If The Consumer's Happy The Orgs Are Happy Right?

Well, if you're an identity provider, I'd imagine you are pretty ecstatic.  You have had to manage the user's password and account details in the past anyway.  So in theory they should be only a marginal cost to expose that information via an API to your apps developers or associated service providers.  Consumers are content as they don't have to create multiple accounts or remember lots of passwords each time they sign up to a new service or application.  But what about the non-consumer side of things?  Perhaps these users are also employees using their newly found identity freedom to access services and applications that are being used for business purposes.  Perhaps CRM systems, hosting providers, calendars, software repositories, syncing apps and so on.  How can that be managed and controlled?

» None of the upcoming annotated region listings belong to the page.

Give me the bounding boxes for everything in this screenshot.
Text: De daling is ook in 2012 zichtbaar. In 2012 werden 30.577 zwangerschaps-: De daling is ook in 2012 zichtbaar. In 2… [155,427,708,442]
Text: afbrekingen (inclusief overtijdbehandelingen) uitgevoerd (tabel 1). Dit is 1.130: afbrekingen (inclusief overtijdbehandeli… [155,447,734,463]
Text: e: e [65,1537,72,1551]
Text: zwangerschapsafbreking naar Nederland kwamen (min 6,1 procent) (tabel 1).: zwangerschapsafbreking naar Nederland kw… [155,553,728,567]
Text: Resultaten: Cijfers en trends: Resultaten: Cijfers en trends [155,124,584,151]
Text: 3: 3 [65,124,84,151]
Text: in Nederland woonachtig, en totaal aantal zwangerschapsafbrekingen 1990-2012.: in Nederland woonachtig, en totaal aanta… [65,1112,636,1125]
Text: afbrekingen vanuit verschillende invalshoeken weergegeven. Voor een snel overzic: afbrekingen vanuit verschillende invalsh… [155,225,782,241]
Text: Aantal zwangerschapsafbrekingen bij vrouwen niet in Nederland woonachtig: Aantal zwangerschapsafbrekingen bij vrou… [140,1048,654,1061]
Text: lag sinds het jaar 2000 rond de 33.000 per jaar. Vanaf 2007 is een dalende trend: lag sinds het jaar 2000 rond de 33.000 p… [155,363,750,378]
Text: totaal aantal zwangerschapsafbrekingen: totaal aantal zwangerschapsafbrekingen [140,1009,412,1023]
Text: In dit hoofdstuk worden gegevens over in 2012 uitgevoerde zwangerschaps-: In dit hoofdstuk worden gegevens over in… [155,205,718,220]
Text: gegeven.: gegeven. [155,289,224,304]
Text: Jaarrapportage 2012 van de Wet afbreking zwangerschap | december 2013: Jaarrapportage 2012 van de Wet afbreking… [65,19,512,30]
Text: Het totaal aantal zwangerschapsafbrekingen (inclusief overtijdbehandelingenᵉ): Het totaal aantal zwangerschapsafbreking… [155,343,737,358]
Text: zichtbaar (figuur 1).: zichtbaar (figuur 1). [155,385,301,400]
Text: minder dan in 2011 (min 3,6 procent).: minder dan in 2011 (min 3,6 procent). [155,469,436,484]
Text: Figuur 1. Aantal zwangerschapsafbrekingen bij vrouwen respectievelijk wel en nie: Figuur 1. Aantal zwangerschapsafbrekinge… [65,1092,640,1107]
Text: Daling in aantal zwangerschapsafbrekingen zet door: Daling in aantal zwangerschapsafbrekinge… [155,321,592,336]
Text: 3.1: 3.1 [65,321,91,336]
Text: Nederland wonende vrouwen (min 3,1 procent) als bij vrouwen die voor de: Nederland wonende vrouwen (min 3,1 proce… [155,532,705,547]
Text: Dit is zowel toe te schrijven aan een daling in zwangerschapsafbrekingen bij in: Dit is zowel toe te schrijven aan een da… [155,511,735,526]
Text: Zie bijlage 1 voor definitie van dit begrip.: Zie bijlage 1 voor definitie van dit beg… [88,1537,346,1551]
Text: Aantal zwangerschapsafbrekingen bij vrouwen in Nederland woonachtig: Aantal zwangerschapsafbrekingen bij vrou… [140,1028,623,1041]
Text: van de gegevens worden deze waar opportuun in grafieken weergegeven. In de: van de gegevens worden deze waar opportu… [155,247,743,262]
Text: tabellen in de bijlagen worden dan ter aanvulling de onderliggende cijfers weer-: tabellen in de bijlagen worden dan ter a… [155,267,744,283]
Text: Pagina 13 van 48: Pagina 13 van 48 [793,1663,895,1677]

Business Evolution Now Revolves Around Identity Management

I wrote recently about how modern enterprises now face significant challenges, as they expand into new business partnerships, with complex supply lines and an ever evolving mobile and now identity aware workforce.  For many organizations, their continual evolution into new areas of revenue, especially within the business to consumer space, will rely heavily on being able to manage both internal employee access to cloud based services, as well as managing their own consumers' access to their own resources.  Both can be complex, requiring unprecedented scalability and web enablement.

The 'consumer is king', now really translates to 'identity is king'.